Não há uma medida que resolva o problema. A questão requer uma abordagem holística numa série de dimensões, nomeadamente que incida sobre a questão dos custos (licenciamentos, terrenos, fiscalidade e construção), para que, de facto, nós possamos ter casas mais baratas e que os portugueses possam comprar.
Considera que ainda há possibilidade de baixar o IVA na construção para 6%?
No que diz respeito à descida do IVA na construção, aquilo que me parece é que é um problema, acima de tudo político. Um Governo em minoria, não creio que tenha a capacidade de o fazer.
"É preciso ter transportes para aceder a novas urbanidades e é preciso construção em altura".
Como avalia as alternativas à criação de oferta de habitação que têm surgido (a lei dos solos, à reconversão de lojas em casas, cooperativas de habitação, construção industrializada…)? Qual será o seu impacto no parque de habitação português no curto e médio prazo?
Todas estas medidas vão ajudar à tal abordagem sistémica e holística que é preciso fazer para, de facto, permitir aos portugueses maior capacidade de adquirir habitação, seja a questão dos transportes, a industrialização, os licenciamentos, seja a questão dos solos. Outra questão que é muito falada - e que historicamente nunca podemos agir, em boa parte, por causa do aeroporto de Lisboa -, é a construção em altura. Em Lisboa não há arranha céus a perder de vista, como em São Paulo ou em Tóquio. Não faltam espaços para construir. Agora, é preciso ter transportes para aceder a essas novas urbanidades e é preciso construção em altura. E tudo isso obviamente é importante para ter mais oferta, preços mais baixos e maior capacidade de poder de compra.
Como é que se pode reanimar o mercado de arrendamento em Portugal? Como está o build to rent?
Não existe build to rent em Portugal. Ninguém constrói para arrendar em Portugal, apesar de as rendas estarem a subir e haver falta de oferta. Isto acontece porque o ambiente económico não permite, porque se permitisse, toda a gente queria ganhar dinheiro com o seu património.
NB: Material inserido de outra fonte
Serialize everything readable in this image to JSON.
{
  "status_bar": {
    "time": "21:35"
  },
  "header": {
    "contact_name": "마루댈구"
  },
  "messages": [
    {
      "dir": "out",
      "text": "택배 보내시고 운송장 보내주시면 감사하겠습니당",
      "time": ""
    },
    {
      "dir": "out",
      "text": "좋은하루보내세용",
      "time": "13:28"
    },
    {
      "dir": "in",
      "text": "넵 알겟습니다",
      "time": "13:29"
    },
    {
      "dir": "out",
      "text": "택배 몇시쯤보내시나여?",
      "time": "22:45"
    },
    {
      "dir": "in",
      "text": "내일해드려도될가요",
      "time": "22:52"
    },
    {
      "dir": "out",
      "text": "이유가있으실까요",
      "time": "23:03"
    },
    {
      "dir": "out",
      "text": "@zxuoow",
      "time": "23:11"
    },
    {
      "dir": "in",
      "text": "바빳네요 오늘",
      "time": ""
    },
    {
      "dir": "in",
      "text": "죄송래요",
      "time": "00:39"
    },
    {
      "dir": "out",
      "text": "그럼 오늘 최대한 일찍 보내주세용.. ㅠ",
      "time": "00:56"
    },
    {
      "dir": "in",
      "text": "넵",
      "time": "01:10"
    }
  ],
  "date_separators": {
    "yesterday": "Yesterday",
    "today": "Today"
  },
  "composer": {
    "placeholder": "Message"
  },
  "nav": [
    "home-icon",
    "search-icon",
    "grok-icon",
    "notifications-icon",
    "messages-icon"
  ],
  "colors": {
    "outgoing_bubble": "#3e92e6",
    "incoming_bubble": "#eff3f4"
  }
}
De facto, há muitas casas devolutas e as pessoas não as colocam para arrendar – o que, em parte, pode ser explicado pelos problemas nas heranças indivisas. Mas a grande maioria são pessoas não tem confiança no mercado de arrendamento.
Quem investiu numa casa para arrendar em 2019 com financiamento bancário acabou por ver um travão ao aumento das rendas de 2% quatro anos depois, o qual foi imposto pelo Governo, que desrespeitou a lei e pôs-se a fazer política social com o dinheiro dos senhorios (que também tiveram de enfrentar o aumento dos juros no crédito habitação). Em Portugal, só 13% das famílias com segundas habitações é que as colocam no mercado de arrendamento (enquanto na União Europeia são 43%). Isto é um profundo sinal de desconfiança dos portugueses no arrendamento e na sua capacidade de proteger o investimento.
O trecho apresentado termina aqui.